For at least some of the kinds of data analytics performed in Julia, it may be possible to expect the programmer to write and execute their own query plan - that is, to understand their data model, to predict the "statistics" regarding the size of and other properties of the data, and to come up with their own rough order of operations that may be efficient. Thus, we may not need to implement a complete query planner to make a viable platform for data analytics in Julia - however, we will absolutely need acceleration indices to perform each elementary operation fast. In the worst case, the programmer would have to construct their own hash-maps and sort-indices (and use them in their own hand-written loops) to obtain peak performance.

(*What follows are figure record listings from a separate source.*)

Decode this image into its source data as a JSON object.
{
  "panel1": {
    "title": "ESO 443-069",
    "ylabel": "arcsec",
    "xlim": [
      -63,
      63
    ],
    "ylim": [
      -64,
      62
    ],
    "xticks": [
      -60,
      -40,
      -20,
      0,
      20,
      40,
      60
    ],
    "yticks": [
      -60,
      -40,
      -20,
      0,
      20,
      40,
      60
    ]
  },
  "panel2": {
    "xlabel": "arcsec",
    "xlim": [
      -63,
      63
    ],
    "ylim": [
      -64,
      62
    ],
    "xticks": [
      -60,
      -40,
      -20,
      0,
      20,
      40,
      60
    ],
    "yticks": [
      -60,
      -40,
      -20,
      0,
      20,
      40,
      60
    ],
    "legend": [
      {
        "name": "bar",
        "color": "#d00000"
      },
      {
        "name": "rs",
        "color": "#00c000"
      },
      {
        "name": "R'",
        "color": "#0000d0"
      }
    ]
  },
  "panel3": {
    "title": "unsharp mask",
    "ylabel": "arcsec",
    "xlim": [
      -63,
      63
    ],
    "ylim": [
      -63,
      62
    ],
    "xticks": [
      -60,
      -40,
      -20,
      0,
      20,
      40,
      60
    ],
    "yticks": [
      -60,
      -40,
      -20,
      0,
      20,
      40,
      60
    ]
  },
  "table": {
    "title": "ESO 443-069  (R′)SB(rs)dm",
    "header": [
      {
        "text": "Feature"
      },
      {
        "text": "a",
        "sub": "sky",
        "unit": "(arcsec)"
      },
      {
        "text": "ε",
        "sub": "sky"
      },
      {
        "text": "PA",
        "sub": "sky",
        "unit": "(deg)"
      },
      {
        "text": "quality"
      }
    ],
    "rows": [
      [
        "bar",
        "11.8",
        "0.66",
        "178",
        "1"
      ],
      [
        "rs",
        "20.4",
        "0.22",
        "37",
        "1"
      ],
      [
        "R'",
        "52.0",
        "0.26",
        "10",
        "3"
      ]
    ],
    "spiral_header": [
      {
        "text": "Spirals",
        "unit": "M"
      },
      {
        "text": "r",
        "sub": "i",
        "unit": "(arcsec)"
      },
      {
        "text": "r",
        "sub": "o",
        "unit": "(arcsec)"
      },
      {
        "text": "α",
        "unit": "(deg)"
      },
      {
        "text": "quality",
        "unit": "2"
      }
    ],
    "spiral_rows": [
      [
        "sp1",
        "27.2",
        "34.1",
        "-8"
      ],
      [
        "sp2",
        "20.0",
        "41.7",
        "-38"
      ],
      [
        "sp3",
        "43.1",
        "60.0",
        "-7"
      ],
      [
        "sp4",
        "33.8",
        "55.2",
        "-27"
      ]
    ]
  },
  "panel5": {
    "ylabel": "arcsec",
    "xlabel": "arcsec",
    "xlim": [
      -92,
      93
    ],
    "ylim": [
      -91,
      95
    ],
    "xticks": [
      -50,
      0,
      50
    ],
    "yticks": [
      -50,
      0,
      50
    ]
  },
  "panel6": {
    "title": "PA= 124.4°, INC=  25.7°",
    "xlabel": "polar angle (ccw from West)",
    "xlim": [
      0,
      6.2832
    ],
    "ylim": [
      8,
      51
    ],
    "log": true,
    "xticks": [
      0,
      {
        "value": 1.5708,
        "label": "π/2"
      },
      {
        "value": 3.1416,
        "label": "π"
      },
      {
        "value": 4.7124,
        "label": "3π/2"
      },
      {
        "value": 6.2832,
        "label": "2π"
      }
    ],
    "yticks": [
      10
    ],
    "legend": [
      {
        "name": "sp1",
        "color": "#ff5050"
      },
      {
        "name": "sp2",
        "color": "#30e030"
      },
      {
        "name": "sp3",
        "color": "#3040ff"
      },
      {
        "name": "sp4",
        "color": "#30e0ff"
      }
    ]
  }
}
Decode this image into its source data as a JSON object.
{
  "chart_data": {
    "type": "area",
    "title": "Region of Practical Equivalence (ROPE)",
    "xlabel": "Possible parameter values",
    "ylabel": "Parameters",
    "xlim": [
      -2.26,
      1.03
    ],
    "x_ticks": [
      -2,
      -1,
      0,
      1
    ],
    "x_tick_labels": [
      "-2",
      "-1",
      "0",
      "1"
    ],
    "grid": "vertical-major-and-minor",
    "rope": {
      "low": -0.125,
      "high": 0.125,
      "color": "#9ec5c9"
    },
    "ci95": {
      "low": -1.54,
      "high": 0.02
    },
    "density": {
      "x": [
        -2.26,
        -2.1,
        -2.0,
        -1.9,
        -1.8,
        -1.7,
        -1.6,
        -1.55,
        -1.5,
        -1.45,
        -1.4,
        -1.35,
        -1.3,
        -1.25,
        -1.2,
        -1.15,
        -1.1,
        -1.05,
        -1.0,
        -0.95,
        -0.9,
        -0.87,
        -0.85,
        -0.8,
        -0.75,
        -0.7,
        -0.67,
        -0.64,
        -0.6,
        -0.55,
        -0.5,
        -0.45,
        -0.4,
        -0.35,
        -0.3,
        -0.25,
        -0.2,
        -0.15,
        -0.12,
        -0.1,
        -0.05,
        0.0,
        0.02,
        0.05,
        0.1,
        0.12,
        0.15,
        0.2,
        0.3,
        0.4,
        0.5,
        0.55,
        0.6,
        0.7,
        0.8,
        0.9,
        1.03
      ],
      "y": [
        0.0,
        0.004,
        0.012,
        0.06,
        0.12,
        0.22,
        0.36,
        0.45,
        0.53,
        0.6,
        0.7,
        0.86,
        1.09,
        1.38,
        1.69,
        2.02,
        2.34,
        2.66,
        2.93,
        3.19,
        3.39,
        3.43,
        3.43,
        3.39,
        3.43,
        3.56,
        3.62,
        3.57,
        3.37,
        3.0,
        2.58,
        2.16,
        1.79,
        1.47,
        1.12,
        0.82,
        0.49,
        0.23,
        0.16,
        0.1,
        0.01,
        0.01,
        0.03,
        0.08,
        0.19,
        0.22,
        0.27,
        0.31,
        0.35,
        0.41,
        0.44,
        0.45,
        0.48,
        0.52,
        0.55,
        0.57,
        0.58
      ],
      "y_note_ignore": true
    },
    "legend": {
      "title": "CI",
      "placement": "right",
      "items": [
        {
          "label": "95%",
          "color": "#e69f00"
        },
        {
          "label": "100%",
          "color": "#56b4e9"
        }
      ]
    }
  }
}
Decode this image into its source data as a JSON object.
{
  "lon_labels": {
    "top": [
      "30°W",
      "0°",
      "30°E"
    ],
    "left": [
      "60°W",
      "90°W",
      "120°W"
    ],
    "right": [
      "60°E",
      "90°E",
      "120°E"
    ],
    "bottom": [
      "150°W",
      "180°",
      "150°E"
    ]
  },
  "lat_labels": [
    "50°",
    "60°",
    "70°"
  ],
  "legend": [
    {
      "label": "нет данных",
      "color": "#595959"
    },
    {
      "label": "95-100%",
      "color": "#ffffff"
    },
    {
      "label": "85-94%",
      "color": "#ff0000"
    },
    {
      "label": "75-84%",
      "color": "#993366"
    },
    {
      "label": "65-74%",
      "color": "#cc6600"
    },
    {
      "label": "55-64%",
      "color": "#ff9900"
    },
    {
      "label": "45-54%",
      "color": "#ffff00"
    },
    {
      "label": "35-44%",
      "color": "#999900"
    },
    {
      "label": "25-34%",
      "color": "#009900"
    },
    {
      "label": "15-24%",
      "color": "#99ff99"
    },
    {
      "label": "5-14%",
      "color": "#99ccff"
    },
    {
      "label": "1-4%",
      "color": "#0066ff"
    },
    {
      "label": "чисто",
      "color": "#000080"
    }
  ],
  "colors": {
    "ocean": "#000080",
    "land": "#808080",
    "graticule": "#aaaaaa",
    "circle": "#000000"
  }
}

The AcceleratedArrays package exists to provide a way of attaching secondary acceleration indices to any array in Julia, to speed up operations such as filter
, findall
, group
and innerjoin
in a transparent and generic way. These acceleration indices can be attached to arbitrary columns (or indeed, entire Table
s). These indices remain silently attached to their parent array until they encounter an operation they can accelerate. The user is free to write generic code to execute their query, and the presence of the acceleration index will only act to speed up the resulting specialized algorithm constructed by Julia's compiler.
This system allows for an extensible set of acceleration indices - such as accelerated spatial lookup using a spatial search tree, or an inverted index for searching for words in text fields.
Note: by default, the innerjoin
operation will construct a hash-based index to perform a join on two unindexed data sources, meaning most basic data operations can be achieved at reasonable speeds.